Code of Practices & Procedure

Code Of Practices And Procedures For Fair Disclosure Of Unpublished Price Sensitive Information

Introduction

This Code of Practices and Procedures for Fair Disclosure of Unpublished Price Sensitive Information (“Code”) is adopted by Sophia Exports Limited (the “Company”). This Code is in compliance with Regulation 8(1) of the Securities and Exchange Board of India (Prohibition of Insider Trading) Regulations, 2015 (“Regulations”) read with Schedule A of the Regulations. The Code also includes Policy for determination of “legitimate purpose” in compliance with Regulation 3(2A) of the Regulations.

Scope

The Company has adopted the Code to preserve the confidentiality of unpublished price sensitive information (“UPSI”) and to prevent its misuse. To achieve these objectives and in compliance with the Regulations.

This code ensures timely and adequate disclosure of UPSI which would impact the price of its securities and to maintain uniformity, transparency and fairness in dealing with all its stakeholders.

The Company is committed to timely and adequate disclosure based on applicable legal and regulatory requirements.

Terms And Definition

Words and expressions used but not defined in this Code shall have the same meaning assigned to them in the SEBI (Prohibition of Insider Trading) Regulations, 2015 or the Securities and Exchange Board of India Act, 1992, the Securities Contracts (Regulation) Act, 1956, the Depositories Act, 1996 or the Companies Act, 2013 and the rules and regulations made thereunder, as the case may be or in any amendment thereto.

Prinicples Of Fair Disclosure

To adhere to the principles as mentioned in Schedule A to the Regulations, the Company shall

Promptly disclose publicly any UPSI that would impact price discovery no sooner than credible and concrete information comes into being in order to make such information generally available.

Uniformly and universally disseminate the UPSI in relation to the Company via stock exchanges where the securities of the Company are listed and in order avoid selective disclosure.

Designate a senior officer as a Chief Investor Relations officer to deal with dissemination of information and disclosure of UPSI in relation to the Company.

Promptly disseminate any UPSI in relation to the Company that gets disclosed selectively, inadvertently or otherwise, to make such information generally available.

Provide appropriate and fair response to queries on news reports and requests for verification of market rumours by regulatory authorities.

Ensure that information shared with analysts and research personnel is not UPSI in relation to the Company.

Develop best practices to make transcripts or records of proceedings of meetings with analysts and other investor relations conferences on the Company’s website www.sophiaexport.com to ensure official confirmation and documentation of disclosures made.

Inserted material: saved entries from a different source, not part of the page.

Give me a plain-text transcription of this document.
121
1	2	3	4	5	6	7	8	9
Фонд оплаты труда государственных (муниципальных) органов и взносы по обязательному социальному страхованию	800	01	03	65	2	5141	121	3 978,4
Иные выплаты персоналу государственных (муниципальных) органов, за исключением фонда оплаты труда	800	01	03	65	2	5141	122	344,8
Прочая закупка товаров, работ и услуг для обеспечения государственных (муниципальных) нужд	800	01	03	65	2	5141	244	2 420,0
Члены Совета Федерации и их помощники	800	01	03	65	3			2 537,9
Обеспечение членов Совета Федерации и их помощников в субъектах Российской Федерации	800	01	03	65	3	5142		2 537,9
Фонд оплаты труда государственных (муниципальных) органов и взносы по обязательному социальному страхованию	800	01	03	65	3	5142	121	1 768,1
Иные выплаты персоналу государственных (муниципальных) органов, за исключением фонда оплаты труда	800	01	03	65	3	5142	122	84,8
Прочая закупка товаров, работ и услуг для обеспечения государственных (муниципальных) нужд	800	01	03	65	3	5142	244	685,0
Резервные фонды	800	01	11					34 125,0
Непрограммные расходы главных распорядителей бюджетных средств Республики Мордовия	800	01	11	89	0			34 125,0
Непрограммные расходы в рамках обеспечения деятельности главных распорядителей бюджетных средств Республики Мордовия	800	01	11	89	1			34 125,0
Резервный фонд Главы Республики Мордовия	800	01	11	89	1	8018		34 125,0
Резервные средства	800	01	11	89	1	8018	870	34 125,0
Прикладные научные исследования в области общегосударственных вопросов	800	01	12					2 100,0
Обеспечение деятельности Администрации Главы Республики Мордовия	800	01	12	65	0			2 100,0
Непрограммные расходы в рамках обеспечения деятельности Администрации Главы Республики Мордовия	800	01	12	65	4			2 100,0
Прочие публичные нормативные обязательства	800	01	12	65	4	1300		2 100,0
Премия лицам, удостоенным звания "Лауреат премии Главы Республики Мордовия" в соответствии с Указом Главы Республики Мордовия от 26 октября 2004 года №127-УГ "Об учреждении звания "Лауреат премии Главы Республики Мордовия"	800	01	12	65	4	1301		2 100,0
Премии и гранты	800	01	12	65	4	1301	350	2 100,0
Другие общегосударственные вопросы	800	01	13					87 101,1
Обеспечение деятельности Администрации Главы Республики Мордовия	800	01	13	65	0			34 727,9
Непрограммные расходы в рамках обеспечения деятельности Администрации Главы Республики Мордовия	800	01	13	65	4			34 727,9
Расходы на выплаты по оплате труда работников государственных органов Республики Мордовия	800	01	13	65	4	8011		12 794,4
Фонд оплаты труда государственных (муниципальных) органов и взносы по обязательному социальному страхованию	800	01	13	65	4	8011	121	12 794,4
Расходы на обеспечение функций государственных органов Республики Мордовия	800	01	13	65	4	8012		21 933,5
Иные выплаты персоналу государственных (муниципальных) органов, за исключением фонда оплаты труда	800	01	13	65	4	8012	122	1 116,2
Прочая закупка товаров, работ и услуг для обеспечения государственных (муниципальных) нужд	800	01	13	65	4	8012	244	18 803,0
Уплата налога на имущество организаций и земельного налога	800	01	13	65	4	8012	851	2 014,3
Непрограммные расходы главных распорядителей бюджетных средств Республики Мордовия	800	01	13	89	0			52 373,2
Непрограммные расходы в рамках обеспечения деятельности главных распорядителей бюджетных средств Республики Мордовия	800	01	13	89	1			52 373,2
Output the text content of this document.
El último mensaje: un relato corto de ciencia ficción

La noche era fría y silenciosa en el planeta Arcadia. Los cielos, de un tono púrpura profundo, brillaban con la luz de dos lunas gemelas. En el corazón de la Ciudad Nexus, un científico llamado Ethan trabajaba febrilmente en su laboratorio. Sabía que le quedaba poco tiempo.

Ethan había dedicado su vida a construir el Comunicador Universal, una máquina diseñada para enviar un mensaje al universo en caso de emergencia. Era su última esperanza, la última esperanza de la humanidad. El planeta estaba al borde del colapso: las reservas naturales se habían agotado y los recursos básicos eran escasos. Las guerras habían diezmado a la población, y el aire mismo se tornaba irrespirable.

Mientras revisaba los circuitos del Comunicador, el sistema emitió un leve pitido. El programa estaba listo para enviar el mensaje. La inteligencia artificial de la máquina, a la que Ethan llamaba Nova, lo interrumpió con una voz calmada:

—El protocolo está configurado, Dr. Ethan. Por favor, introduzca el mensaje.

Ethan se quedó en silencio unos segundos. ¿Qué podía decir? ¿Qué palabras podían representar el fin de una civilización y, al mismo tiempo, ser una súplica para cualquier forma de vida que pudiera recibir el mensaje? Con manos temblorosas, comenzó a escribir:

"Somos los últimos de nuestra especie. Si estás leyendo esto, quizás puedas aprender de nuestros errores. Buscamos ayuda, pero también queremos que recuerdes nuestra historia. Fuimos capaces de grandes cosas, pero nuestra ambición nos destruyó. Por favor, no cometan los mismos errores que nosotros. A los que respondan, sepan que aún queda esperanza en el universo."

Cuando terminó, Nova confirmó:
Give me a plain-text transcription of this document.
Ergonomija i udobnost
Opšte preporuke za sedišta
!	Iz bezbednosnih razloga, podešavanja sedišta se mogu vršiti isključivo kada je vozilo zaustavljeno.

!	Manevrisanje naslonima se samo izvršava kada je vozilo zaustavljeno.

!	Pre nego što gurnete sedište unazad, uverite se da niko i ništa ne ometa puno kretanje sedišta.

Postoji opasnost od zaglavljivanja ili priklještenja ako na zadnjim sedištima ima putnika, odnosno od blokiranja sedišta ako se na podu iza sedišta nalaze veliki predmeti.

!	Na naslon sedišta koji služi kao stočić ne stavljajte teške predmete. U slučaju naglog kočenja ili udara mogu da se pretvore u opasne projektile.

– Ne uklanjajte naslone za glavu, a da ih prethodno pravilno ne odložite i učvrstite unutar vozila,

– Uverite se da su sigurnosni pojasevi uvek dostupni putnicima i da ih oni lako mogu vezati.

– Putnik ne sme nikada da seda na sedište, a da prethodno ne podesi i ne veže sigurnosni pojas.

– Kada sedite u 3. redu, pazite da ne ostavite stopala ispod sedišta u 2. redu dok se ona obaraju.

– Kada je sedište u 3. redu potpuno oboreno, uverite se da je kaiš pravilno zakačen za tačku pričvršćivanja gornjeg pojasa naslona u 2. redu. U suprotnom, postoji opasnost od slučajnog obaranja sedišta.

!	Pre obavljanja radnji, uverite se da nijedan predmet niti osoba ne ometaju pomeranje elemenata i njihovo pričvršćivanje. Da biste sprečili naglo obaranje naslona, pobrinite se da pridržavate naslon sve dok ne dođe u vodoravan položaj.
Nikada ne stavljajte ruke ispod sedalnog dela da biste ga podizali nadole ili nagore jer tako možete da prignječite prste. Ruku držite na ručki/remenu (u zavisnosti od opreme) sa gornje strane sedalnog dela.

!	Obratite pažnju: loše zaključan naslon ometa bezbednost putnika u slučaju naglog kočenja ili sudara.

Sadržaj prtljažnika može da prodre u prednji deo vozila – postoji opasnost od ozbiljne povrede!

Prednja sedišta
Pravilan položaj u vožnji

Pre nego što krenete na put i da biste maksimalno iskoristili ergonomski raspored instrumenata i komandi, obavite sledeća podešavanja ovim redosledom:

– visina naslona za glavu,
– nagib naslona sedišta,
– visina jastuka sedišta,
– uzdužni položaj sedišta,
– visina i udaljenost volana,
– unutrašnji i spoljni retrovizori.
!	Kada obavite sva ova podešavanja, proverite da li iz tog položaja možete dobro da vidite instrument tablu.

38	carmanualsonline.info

Handle all UPSI on a need-to-know basis.

Policy For Determination Of ‘Legitimate Purpose’

UPSI may be communicated or provided or allowed access to, only where such communication is in furtherance of legitimate purpose, performance of duties or discharge of legal obligations.

The term ‘legitimate purposes’ shall include sharing of UPSI in the ordinary course of business with the Company’s partners, collaborators, lenders, customers, suppliers, merchant bankers, legal advisors, auditors, insolvency professionals or other advisors or consultants, provided that such sharing has not been carried out to evade or circumvent the prohibitions of the Regulations.

Whether sharing of UPSI for a particular instance is pursuant to ‘legitimate purpose’ or not would entirely depend on the specific facts and circumstances of each case. Primarily, the following factors should be considered while sharing the UPSI:

Whether sharing of such UPSI is in the ordinary course of business of the Company or for discharge of legal obligations;

Whether sharing of UPSI is in the interest of the Company or in furtherance of a genuine commercial purpose;

Whether the nature of UPSI being shared is commensurate to the purpose for which access is sought to be provided to the recipient.

Any person in receipt of UPSI pursuant to a ‘legitimate purpose’ shall be considered ‘Insider’ for the purposes of these Regulations and due notice shall be given to such person to maintain confidentiality of such UPSI in compliance with the Regulations.

Review / Amendment

The Board of Directors of the Company may amend, abrogate, modify or revise any or all clauses of this Code in accordance with the applicable provisions of the said Regulations, Securities and Exchange Board of India (Listing Obligations and Disclosure Requirements) Regulations, 2015 read with guidance note issued by such stock exchanges, from time to time. Amendments in the applicable laws shall be binding even if not incorporated in this Code.